Laurent - stock.adobe.com
After some reluctance, AI is now providing solutions to some of the energy industry's bigger challenges. This includes increasing access and availability to energy sources, helping improve storage and usage of energy resources, securing and safeguarding those resources, and further reducing our reliance on fossil fuels.
Until recently, the adoption of AI in the energy sector had been somewhat slow, despite having an immense amount of data that could be utilized to help them streamline, automate and develop cost-effective and nature-friendlier energy solutions. Now that AI has proven its value in many other industries, however, the energy sector is seeing rapid adoption to address a range of challenges and opportunities in the industry.
The AI-enabled smart grid
In order to help with an array of challenges facing the digitization of the energy industry, companies, governments and regulatory agencies are looking at ways to make our energy consumption more efficient. One of the key sustainable and reliable solutions is the introduction of the smart grid, which uses a variety of operation and energy measures including smart meters, smart appliances, renewable energy resources and energy efficient resources to provide more data for energy operators, powering better decision-making and resource usage.
The vast amount of data captured from operations, whether that be asset performance data, customer data, advanced metering data or geographic information, only continues to grow. Smart grids continuously collect and synthesize huge amounts of data from millions of smart sensors to make timely decisions on how best to allocate energy resources.
AI in the energy sector is helping to empower the smart power grid, providing more effective and more profitable power trading and better regulation of power consumption. AI provides tremendous value by speeding up the processing, streaming, analyzing and interpreting of data that would otherwise not be possible with humans alone. The AI aspect of these smart grids enables them to learn from past usage, monitor current usage and use predictive analytics to help predict future consumption and avoid potential catastrophes.
AI systems are being increasingly used to facilitate allocation of production between a variety of energy sources including renewable and non-renewable energy resources. AI is also helping to monitor and optimize for energy availability and production costs, as well as looking at environmental factors that may also impact consumption and production. The UK's power and pipeline grid operator, National Grid, recently ended their collaboration with Google subsidiary DeepMind to introduce AI technology to the UK grid systems. With the use of AI, the company is hoping to reduce energy consumption by 10% providing both a financial and environmental benefit.
Traditional energy companies embracing AI
In order to stay competitive, traditional energy companies are increasingly investing in AI to broaden and deepen their technology portfolios to reduce their reliance on increasingly scarce energy resources. ExxonMobil and Chevron recently joined the Oil and Gas Climate Initiative (OGCI), a consortium of major global companies that have committed $1 billion to invest in innovative technologies to respond to climate change, per an OGCI report from 2018. Additionally, Shell recently announced that it intends to double its investment in renewables, including investments in solar power and electric automobile technology.
Other companies have embraced AI in the energy sector to help with areas such as tracking consumer energy usage and enabling the consumer to have a more tailored and personal energy consumption experience. Energy companies are increasingly using AI to enable autonomous grid operations capabilities or developing AI-enabled robotics that can maintain operations while enduring difficult living conditions or avoid malfunction and catastrophes. The UK's Grid Edge uses AI to provide solutions to optimize energy usage according to the consumer's own behavior patterns, thereby increasing efficiency.
Keeping up with consumers' changing preferences
Consumers are increasingly demanding renewable energy sources and want renewables included as part of their overall energy mix offered by providers. Additionally, companies, governments and organizations of all types are setting clean energy targets for themselves. In order to help them achieve these goals, traditional energy providers need to make sure they can fulfill these demands. AI systems in the energy sector are helping to manage energy usage and increase overall energy efficiency and conservation. Smarter systems play a crucial role as they can take many factors into consideration including weather forecasts to predict customers' demand for heat and power, and more accurately monitor grid network and real time consumption of oil and gas.
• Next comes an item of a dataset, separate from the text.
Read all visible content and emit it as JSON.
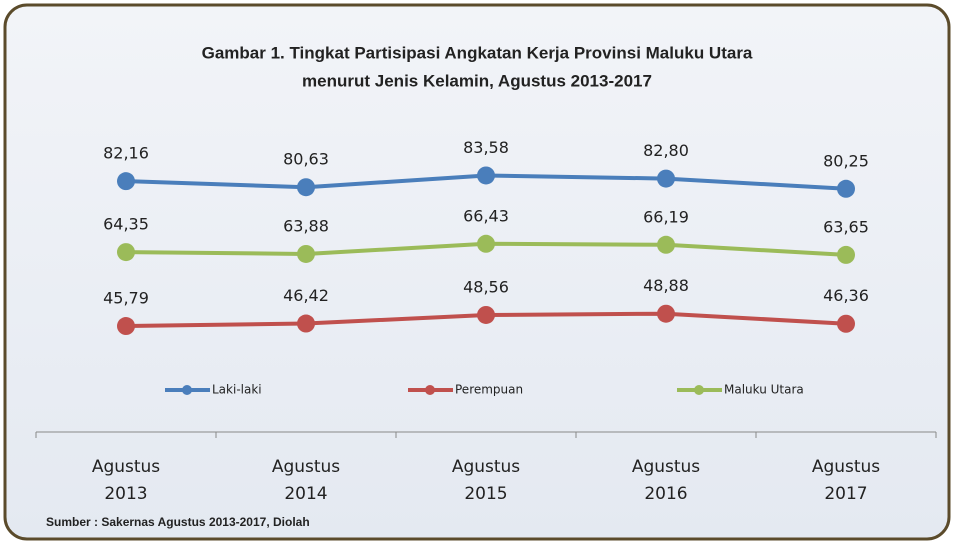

Additionally, consumers are increasingly investing in smart home gadgets that provide the ability to save on cost and lower usage needs by not only analyzing utility market trends but also by analyzing their own personal usage habits. In turn, this data provides the energy industry the ability to make consumer use more cost effective and personalized. Non-traditional energy companies are also entering the industry and are taking advantage of the market shift towards sustainable energy consumption. Stem, a California-based startup, uses AI to map out energy usage, allowing customers to track fluctuations in energy rates and more efficiently use storage. Siemens developed software that can autonomously operate grids, which stores data on how a grid interacts to different loads of energy and how it can adjust to increase efficiency.
In an industry with competition between fossil fuels, natural gas and renewable energy, AI is becoming prominent. The results that integrating AI will produce within the energy sector are vast, with growing interest and traction in the consumer, policy and business communities.